Salt River to Silo District: Cape Town’s Evolution
Saturdays were always outing days. In our household, they started early—a blur of chores, club soccer matches(I played for Turfhall FC), and the essential returning of library books. This was a time before the sprawling shopping malls of today. Back then, your weekend path was clear: you were either heading to Athlone to what was then called "Foodworld," or you were catching a bus or taxi into the City Centre.
We would often start at "The Acre" (The Golden Acre), a ritual that coincided with clothing shopping on The Parade, right opposite the City Hall.
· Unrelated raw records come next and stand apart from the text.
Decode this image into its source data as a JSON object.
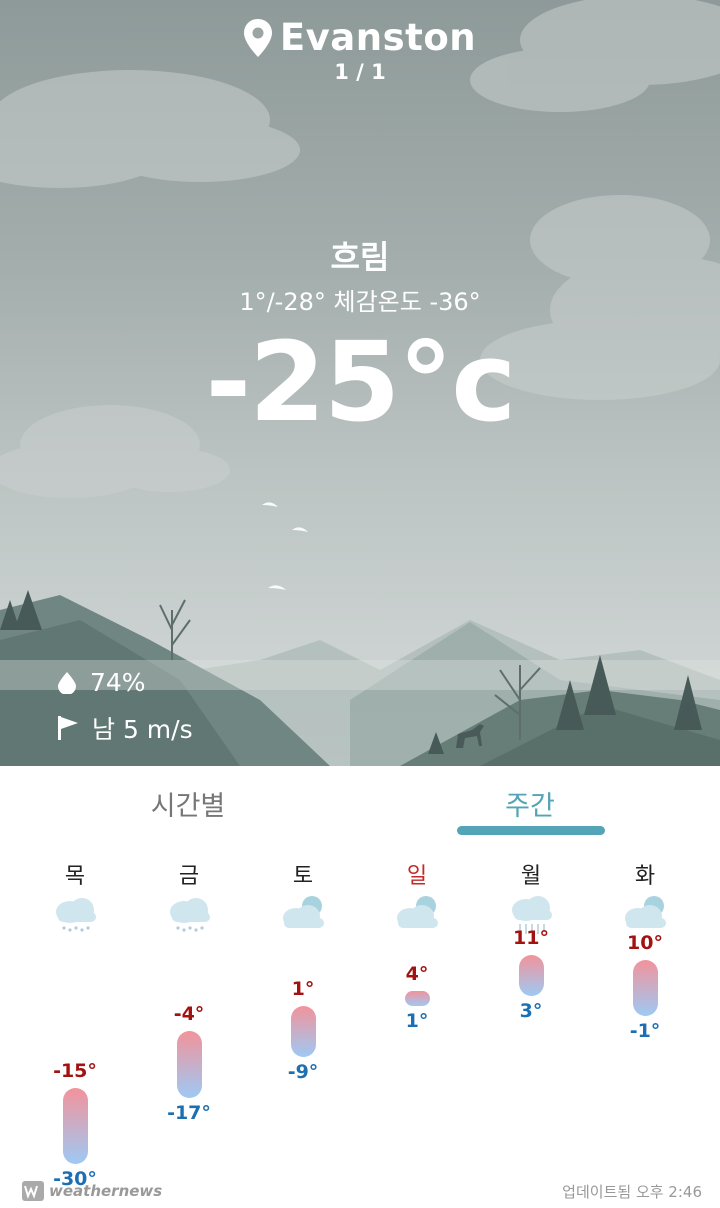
{
  "location": {
    "name": "Evanston",
    "page_indicator": "1 / 1"
  },
  "current": {
    "condition": "흐림",
    "range": "1°/-28° 체감온도 -36°",
    "temperature": "-25°c",
    "humidity": "74%",
    "wind": "남 5 m/s"
  },
  "tabs": {
    "hourly": "시간별",
    "weekly": "주간",
    "active": "weekly"
  },
  "days": [
    {
      "name": "목",
      "icon": "snow-cloud-icon",
      "hi": "-15°",
      "lo": "-30°",
      "hi_val": -15,
      "lo_val": -30
    },
    {
      "name": "금",
      "icon": "snow-cloud-icon",
      "hi": "-4°",
      "lo": "-17°",
      "hi_val": -4,
      "lo_val": -17
    },
    {
      "name": "토",
      "icon": "partly-cloudy-icon",
      "hi": "1°",
      "lo": "-9°",
      "hi_val": 1,
      "lo_val": -9
    },
    {
      "name": "일",
      "icon": "partly-cloudy-icon",
      "hi": "4°",
      "lo": "1°",
      "hi_val": 4,
      "lo_val": 1,
      "holiday": true
    },
    {
      "name": "월",
      "icon": "rain-cloud-icon",
      "hi": "11°",
      "lo": "3°",
      "hi_val": 11,
      "lo_val": 3
    },
    {
      "name": "화",
      "icon": "partly-cloudy-icon",
      "hi": "10°",
      "lo": "-1°",
      "hi_val": 10,
      "lo_val": -1
    }
  ],
  "footer": {
    "brand": "weathernews",
    "updated": "업데이트됨 오후 2:46"
  },
  "colors": {
    "accent": "#52a4b6",
    "high": "#a31111",
    "low": "#1d6fb3",
    "sunday": "#c62828"
  }
}
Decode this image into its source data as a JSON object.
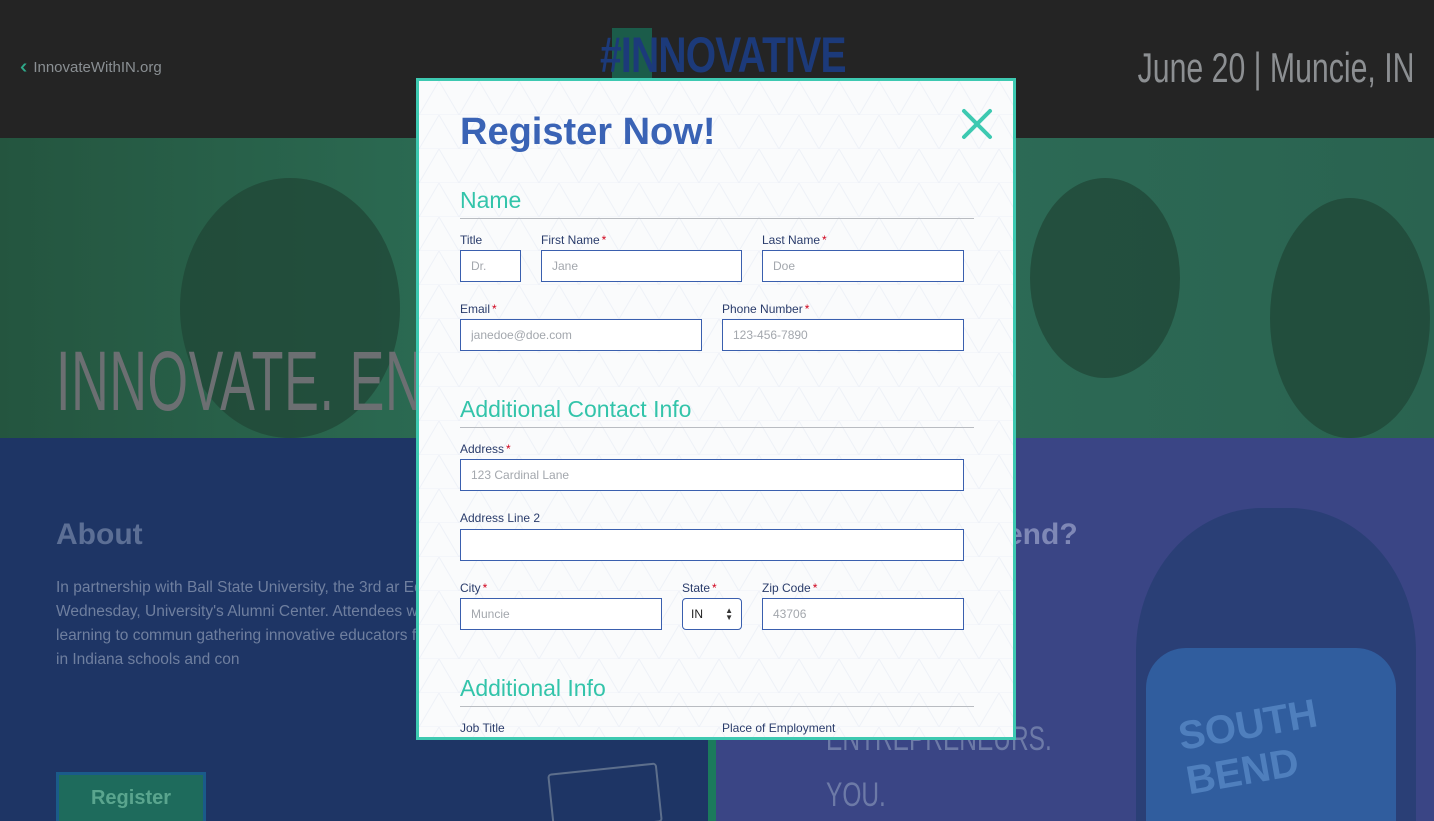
{
  "header": {
    "site_link": "InnovateWithIN.org",
    "brand": "#INNOVATIVE",
    "event_date": "June 20 | Muncie, IN"
  },
  "hero": {
    "headline": "INNOVATE. EN"
  },
  "about": {
    "title": "About",
    "body": "In partnership with Ball State University, the 3rd ar Educator Conference will be held on Wednesday, University's Alumni Center. Attendees will explore spanning from project-based learning to commun gathering innovative educators from around the s aims to inspire growth in Indiana schools and con",
    "register_label": "Register"
  },
  "attend": {
    "title": "end?",
    "items": [
      "ENTREPRENEURS.",
      "YOU."
    ],
    "shirt_text": "SOUTH BEND"
  },
  "modal": {
    "title": "Register Now!",
    "close_icon": "close-icon",
    "sections": {
      "name": "Name",
      "contact": "Additional Contact Info",
      "info": "Additional Info"
    },
    "fields": {
      "title": {
        "label": "Title",
        "placeholder": "Dr."
      },
      "first_name": {
        "label": "First Name",
        "placeholder": "Jane",
        "required": "*"
      },
      "last_name": {
        "label": "Last Name",
        "placeholder": "Doe",
        "required": "*"
      },
      "email": {
        "label": "Email",
        "placeholder": "janedoe@doe.com",
        "required": "*"
      },
      "phone": {
        "label": "Phone Number",
        "placeholder": "123-456-7890",
        "required": "*"
      },
      "address": {
        "label": "Address",
        "placeholder": "123 Cardinal Lane",
        "required": "*"
      },
      "address2": {
        "label": "Address Line 2",
        "placeholder": ""
      },
      "city": {
        "label": "City",
        "placeholder": "Muncie",
        "required": "*"
      },
      "state": {
        "label": "State",
        "value": "IN",
        "required": "*"
      },
      "zip": {
        "label": "Zip Code",
        "placeholder": "43706",
        "required": "*"
      },
      "job_title": {
        "label": "Job Title"
      },
      "employment": {
        "label": "Place of Employment"
      }
    }
  },
  "colors": {
    "accent_teal": "#3dc9b1",
    "title_blue": "#3a63b5",
    "required_red": "#d0021b"
  }
}
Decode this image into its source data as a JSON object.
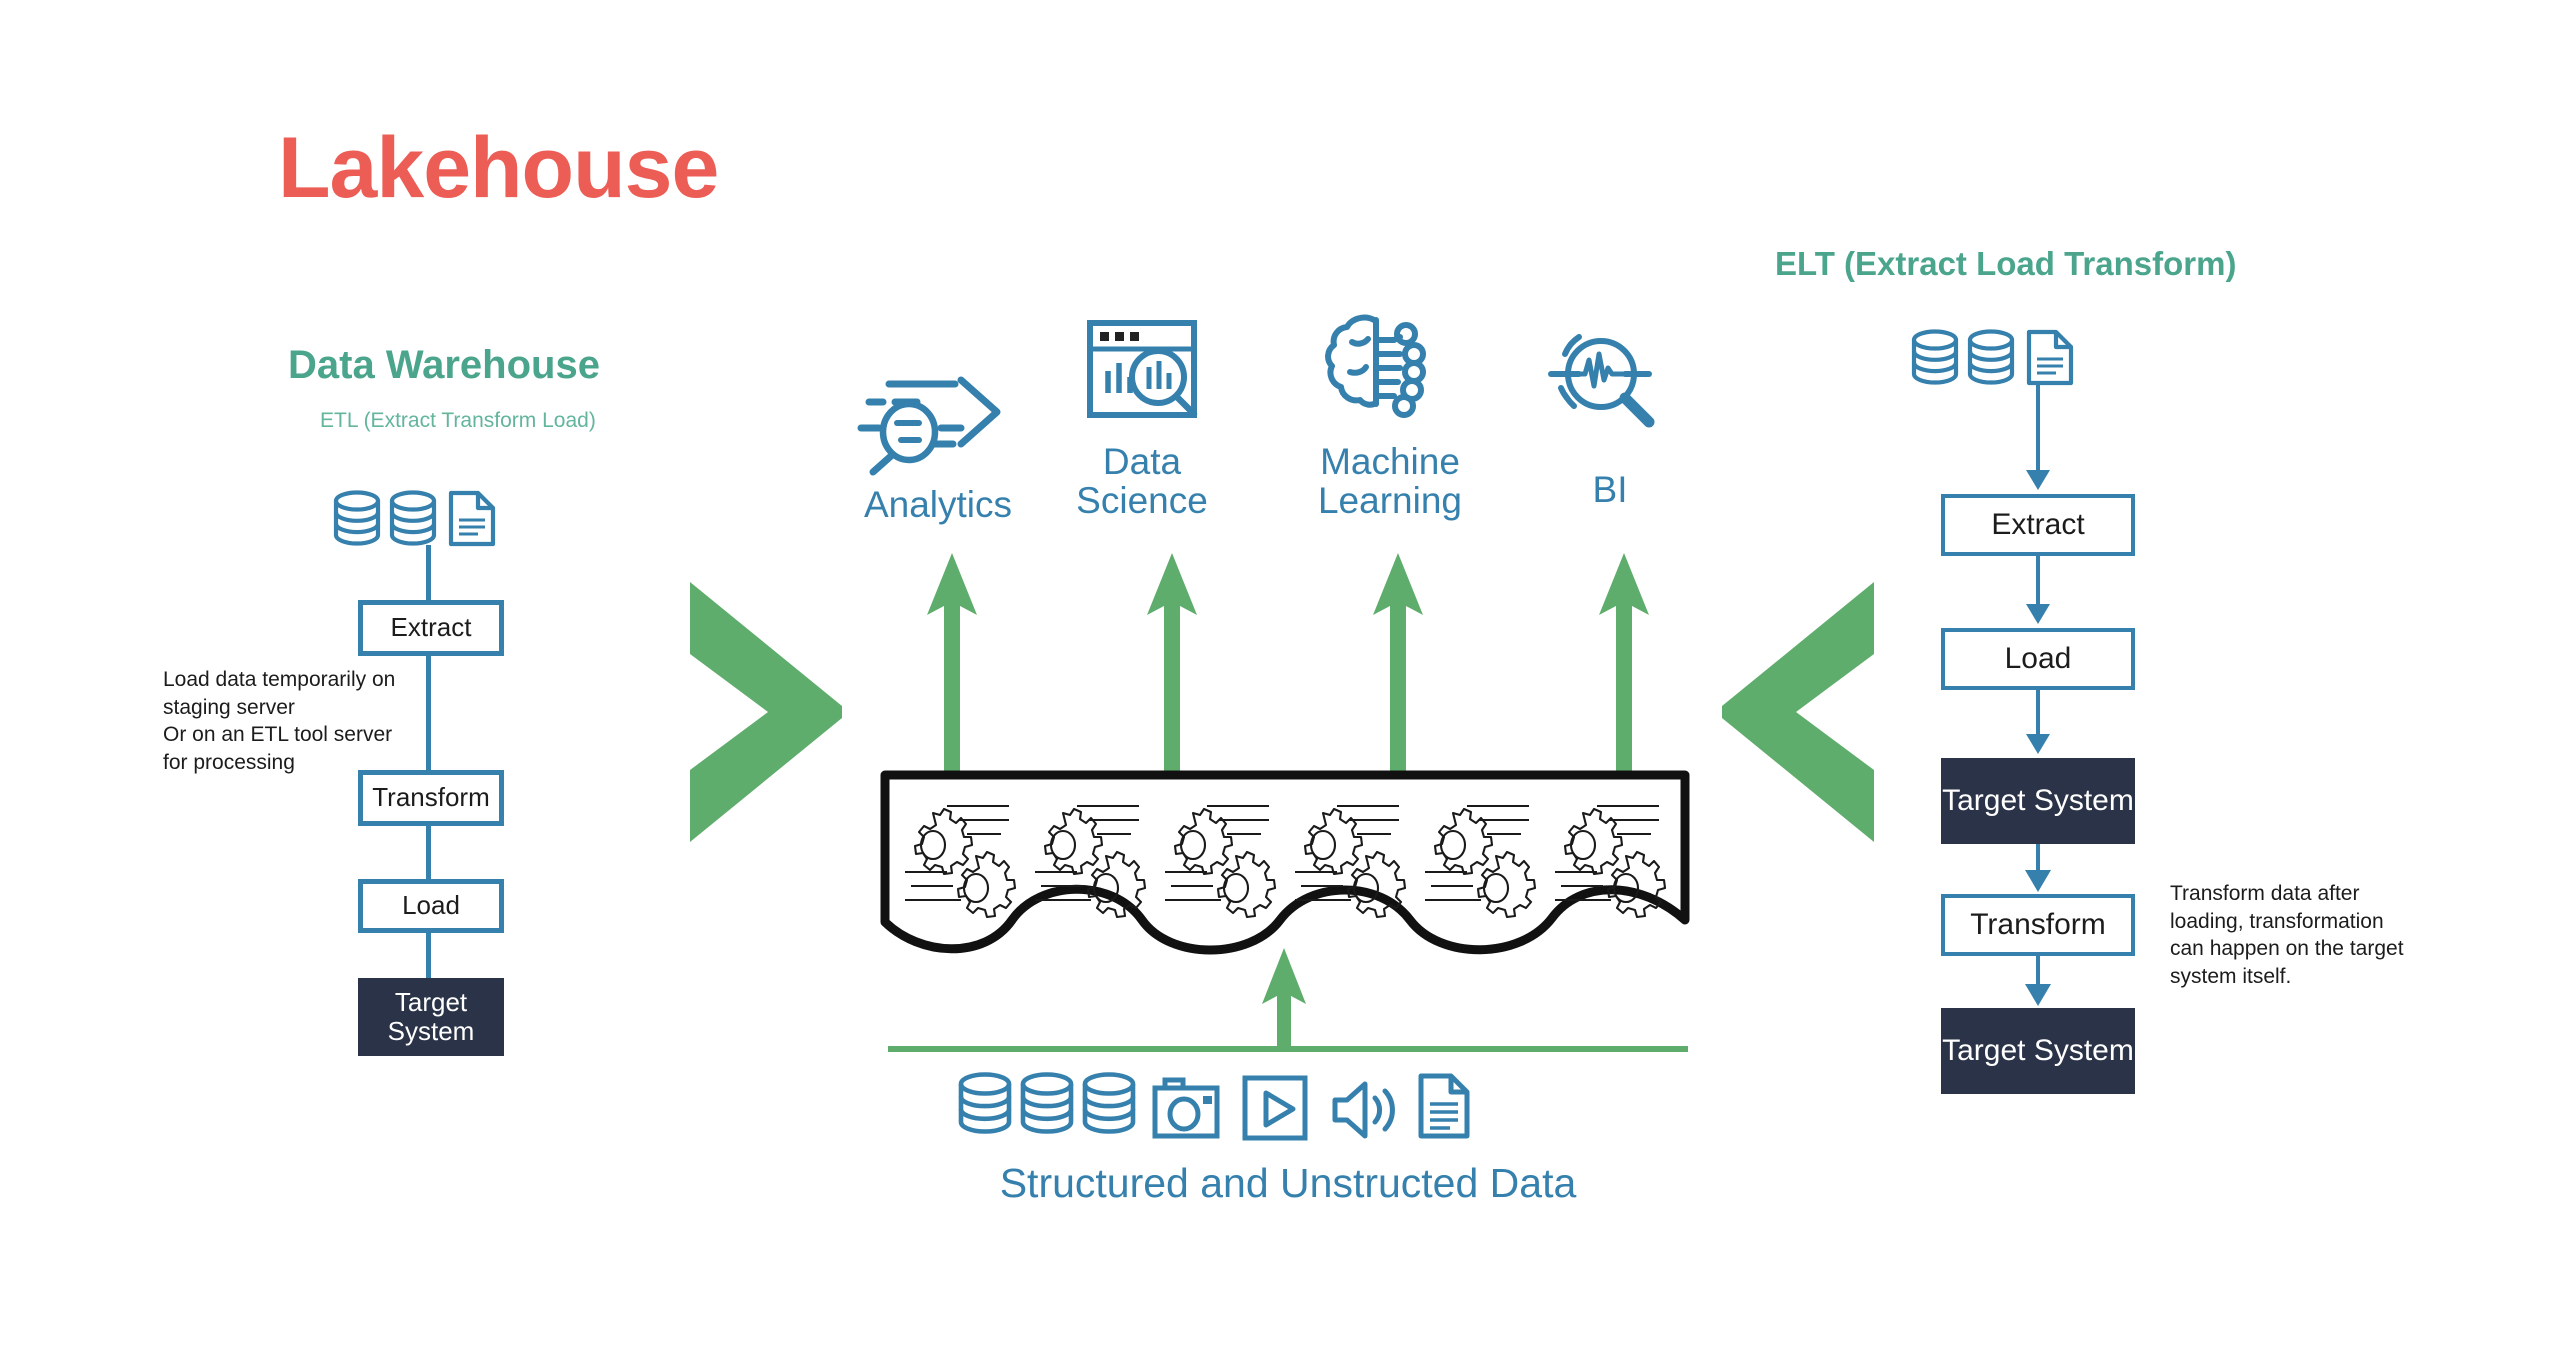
{
  "title": "Lakehouse",
  "left": {
    "heading": "Data Warehouse",
    "subheading": "ETL (Extract Transform Load)",
    "steps": [
      {
        "label": "Extract",
        "style": "outline"
      },
      {
        "label": "Transform",
        "style": "outline"
      },
      {
        "label": "Load",
        "style": "outline"
      },
      {
        "label": "Target\nSystem",
        "style": "dark"
      }
    ],
    "note": "Load data temporarily on\nstaging server\nOr on an ETL tool server\nfor processing",
    "source_icons": [
      "database-icon",
      "database-icon",
      "document-icon"
    ]
  },
  "right": {
    "heading": "ELT (Extract Load Transform)",
    "steps": [
      {
        "label": "Extract",
        "style": "outline"
      },
      {
        "label": "Load",
        "style": "outline"
      },
      {
        "label": "Target\nSystem",
        "style": "dark"
      },
      {
        "label": "Transform",
        "style": "outline"
      },
      {
        "label": "Target\nSystem",
        "style": "dark"
      }
    ],
    "note": "Transform data after\nloading, transformation\ncan happen on the target\nsystem itself.",
    "source_icons": [
      "database-icon",
      "database-icon",
      "document-icon"
    ]
  },
  "center": {
    "consumers": [
      {
        "label": "Analytics",
        "icon": "analytics-arrow-icon"
      },
      {
        "label": "Data\nScience",
        "icon": "data-science-window-icon"
      },
      {
        "label": "Machine\nLearning",
        "icon": "brain-network-icon"
      },
      {
        "label": "BI",
        "icon": "pulse-magnifier-icon"
      }
    ],
    "lake_gear_count": 6,
    "source_icons": [
      "database-icon",
      "database-icon",
      "database-icon",
      "camera-icon",
      "video-icon",
      "audio-icon",
      "document-icon"
    ],
    "bottom_caption": "Structured and Unstructed Data"
  },
  "colors": {
    "red": "#EC5E55",
    "green_title": "#4AA58C",
    "green_arrow": "#5FAD6C",
    "blue": "#3580AD",
    "navy": "#2B3348",
    "black": "#111111"
  }
}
These excursions weren’t just errands; they were the fundamental experiences of growing up in the Cape Town of the 80s and 90s.
Lunch in the Company Gardens
Saturday lunches in the Company Gardens just hit differently. There is a specific kind of magic in opening up a Gatsby, a chip roll, or a vienna-and-chip parcel drenched in peri-peri. Whatever your "poison," it was good. I can still recall the sharp, stinging smell of salt and vinegar coupled with the warmth of steamy slap chips rising from the white paper parcel. It was a sensory language that spoke directly to you.
The Bittersweet Fade
It is funny how those experiences seem to fade away without warning. It is as if we know those moments won't last forever, so we don't put up much of a fight to relive them. Looking back, I realize that for many of us, this wasn't always a choice—it was what we could afford. But whether born of necessity or habit, it became the heartbeat of our city.
Today, as I walk through the Silo District or look up at the shiny glass towers of the Foreshore, I feel the tension of our "sleepy town" past colliding with our new status as a "global hotspot". This growth brings vibrancy and investment, but it also brings a certain "Disney-fication"—a sanitization of the grit and character that made Cape Town feel like home.
Finding the Holdouts: The Eastern Food Bazaar
While much of that "middle" ground of the city feels like it’s vanishing, there are still places where the real Cape Town breathes. One of my favorite "defiant holdouts" is the Eastern Food Bazaar(formerly Wellingtons Dried Fruit Wholesalers).
In a sea of modern, minimalist coffee shops, the Bazaar remains beautifully chaotic, authentic, and delicious. It is a bridge between the city we were and the metropole we are becoming—a place where you can still find that "old world" energy that predates the glass towers.